# Homework Help: Statistics problem-exponential approximation

1. Oct 1, 2013

### nuagerose

Statistics problem---exponential approximation

1. The problem statement, all variables and given/known data
A box contains 2n balls of n different colors, with 2 of each color. Balls are picked at random from the box with replacement until two balls of the same color have appeared. Let X be the number of draws made.

a) Find a formula for P(X>k) k=2,3,...

b) Assuming n is large, use an exponential approximation to find a formula for k in terms of n such that P(X>k) is approximately 1/2. Evaluate k for n equal to one million.

2. Relevant equations

3. The attempt at a solution

For part a), I got that P(X>k) = (2n-2)/2n * (2n-4)/2n *...* (2n-2k+2n)/2n for k terms.

For part b), how do I set up an exponential approximation? To get started, I think that it would be e^(-1) + e^(-2) +...+ e^(1-k)... am I on the right track?

2. Oct 1, 2013

### fzero

I haven't done the counting, but this formula looks wrong since it appears to have $n-k$ terms. Once you work out the right form, I would clean it up by canceling common factors of 2 and also using the factorial function.

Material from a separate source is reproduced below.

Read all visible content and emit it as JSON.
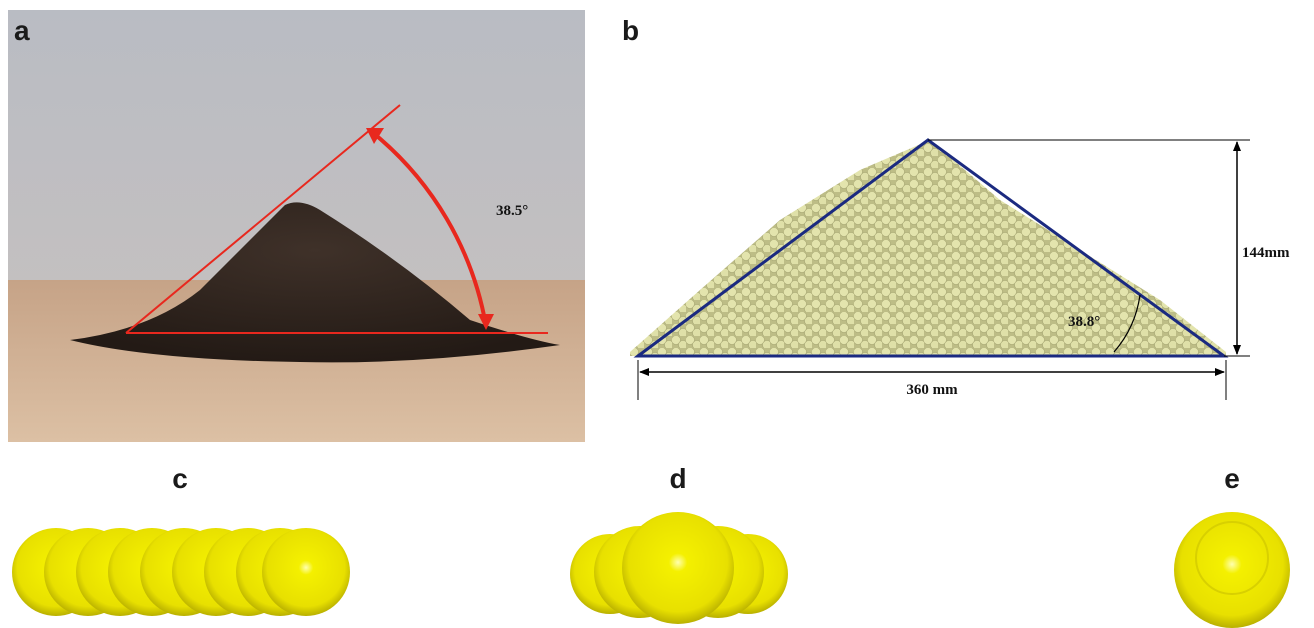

They could mean use http://en.wikipedia.org/wiki/Stirling's_approximation]Stirling's[/PLAIN] [Broken] approximation, which is useful whenever you have an expression for the factorial of a large number.

Last edited by a moderator: May 6, 2017
3. Oct 1, 2013

### Ray Vickson

You really ought to explain the logic: your formula is the probability that the first k colours are all different. Of course, you can cancel out all the 2s to get
$$P(X > k) = \frac{n-1}{n} \frac{n-2}{n} \cdots \frac{n-k +1}{n}$$
(Note: the final factor is NOT what you wrote, but I assume that was just a 'typo', since you otherwise seemed to know what you were doing.)

You can do something similar to what Feller would do in his probability textbook, and re-write the result as
$$P(X > k) = \left(1 - \frac{1}{n}\right)\left( 1 - \frac{2}{n}\right) \cdots \left( 1 - \frac{k-1}{n}\right)$$
That provides a convenient starting point.